In 1853, a new diocese was created, which included the Upper Peninsula, part of the Lower Peninsula and part of northern Wisconsin. Fr. Baraga was named its first bishop. He finished a twenty year project, the publishing of a 1700 page Ojibway dictionary. From his many efforts to attract priests to the area, many came and the faith spread quickly. He spent twelve years in Sault Ste. Marie, Michigan, and in 1865, he moved the cathedral to the more centrally located Marquette. After several strokes, he died in Marquette January 19, 1868 at age seventy. He is buried in the crypt of St. Peter’s Cathedral in Marquette.

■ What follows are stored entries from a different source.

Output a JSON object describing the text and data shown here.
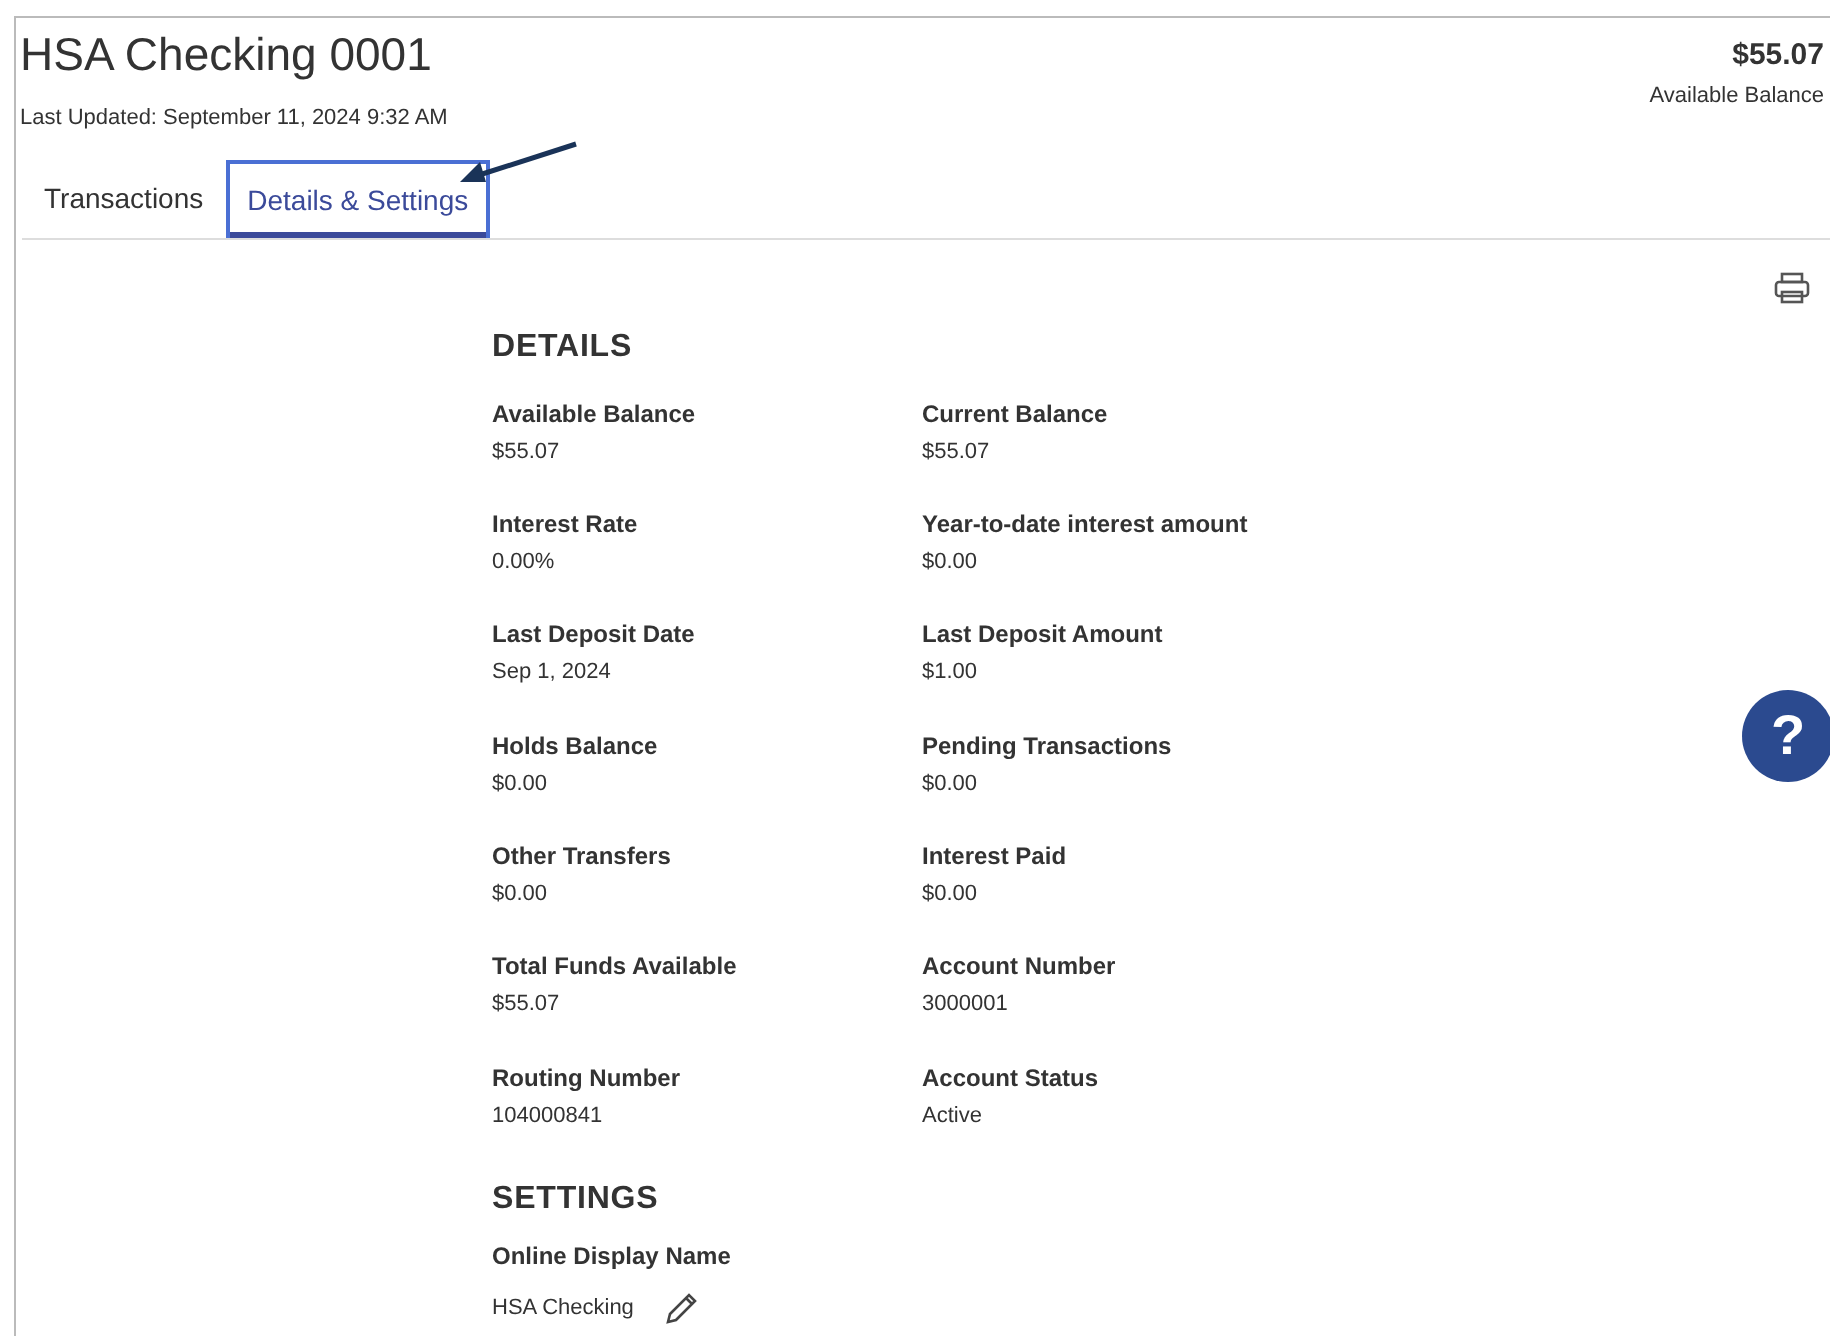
{
  "account": {
    "title": "HSA Checking 0001",
    "last_updated": "Last Updated: September 11, 2024 9:32 AM",
    "balance": "$55.07",
    "balance_label": "Available Balance"
  },
  "tabs": [
    {
      "label": "Transactions",
      "selected": false
    },
    {
      "label": "Details & Settings",
      "selected": true
    }
  ],
  "details": {
    "heading": "DETAILS",
    "fields": [
      {
        "label": "Available Balance",
        "value": "$55.07"
      },
      {
        "label": "Current Balance",
        "value": "$55.07"
      },
      {
        "label": "Interest Rate",
        "value": "0.00%"
      },
      {
        "label": "Year-to-date interest amount",
        "value": "$0.00"
      },
      {
        "label": "Last Deposit Date",
        "value": "Sep 1, 2024"
      },
      {
        "label": "Last Deposit Amount",
        "value": "$1.00"
      },
      {
        "label": "Holds Balance",
        "value": "$0.00"
      },
      {
        "label": "Pending Transactions",
        "value": "$0.00"
      },
      {
        "label": "Other Transfers",
        "value": "$0.00"
      },
      {
        "label": "Interest Paid",
        "value": "$0.00"
      },
      {
        "label": "Total Funds Available",
        "value": "$55.07"
      },
      {
        "label": "Account Number",
        "value": "3000001"
      },
      {
        "label": "Routing Number",
        "value": "104000841"
      },
      {
        "label": "Account Status",
        "value": "Active"
      }
    ]
  },
  "settings": {
    "heading": "SETTINGS",
    "label": "Online Display Name",
    "value": "HSA Checking"
  },
  "help_button": {
    "label": "?"
  }
}
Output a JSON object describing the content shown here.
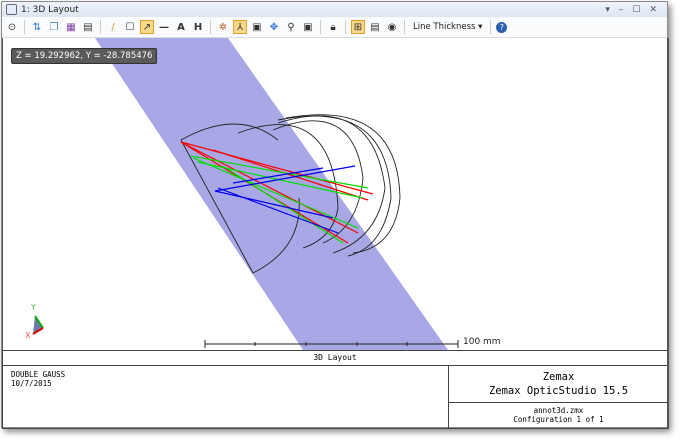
{
  "window": {
    "title": "1: 3D Layout",
    "controls": [
      "▾",
      "–",
      "☐",
      "✕"
    ]
  },
  "toolbar": {
    "line_thickness": "Line Thickness ▾"
  },
  "readout": "Z = 19.292962, Y = -28.785476",
  "scale": {
    "label": "100 mm"
  },
  "colors": {
    "beam": "#a3a3e6",
    "ray1": "#ff0000",
    "ray2": "#00dd00",
    "ray3": "#0000ee"
  },
  "axes": {
    "y": "Y",
    "x": "X"
  },
  "footer": {
    "title": "3D Layout",
    "lens": "DOUBLE GAUSS",
    "date": "10/7/2015",
    "company": "Zemax",
    "product": "Zemax OpticStudio 15.5",
    "file": "annot3d.zmx",
    "config": "Configuration 1 of 1"
  }
}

Bishop Baraga spent the last four decades of his life pouring all his efforts and energy for his people. He left behind a comfortable life in Europe to endure the hardships of brutal winters, deprivation, and spiritual isolation. He was a gentle and kind man who won countless souls for Christ’s kingdom, and he lived as his people did, from the land. He traveled thousands of miles to spread the Gospel via snowshoes, canoes, horseback, sleigh, and on foot. His life was the inspiration for later missionaries Sts. Clement Hofbauer and John Neumann. A master of eight languages, he wrote in several languages prayer books, a diary, a catechism, a devotional to the Virgin Mary, and numerous other writings. He is well remembered in northern Michigan, where a county, a town, and a shrine are all in his memory. His life of heroic virtue was finally recognized by Pope Benedict XVI in May of 2012, and the cause for his canonization is active.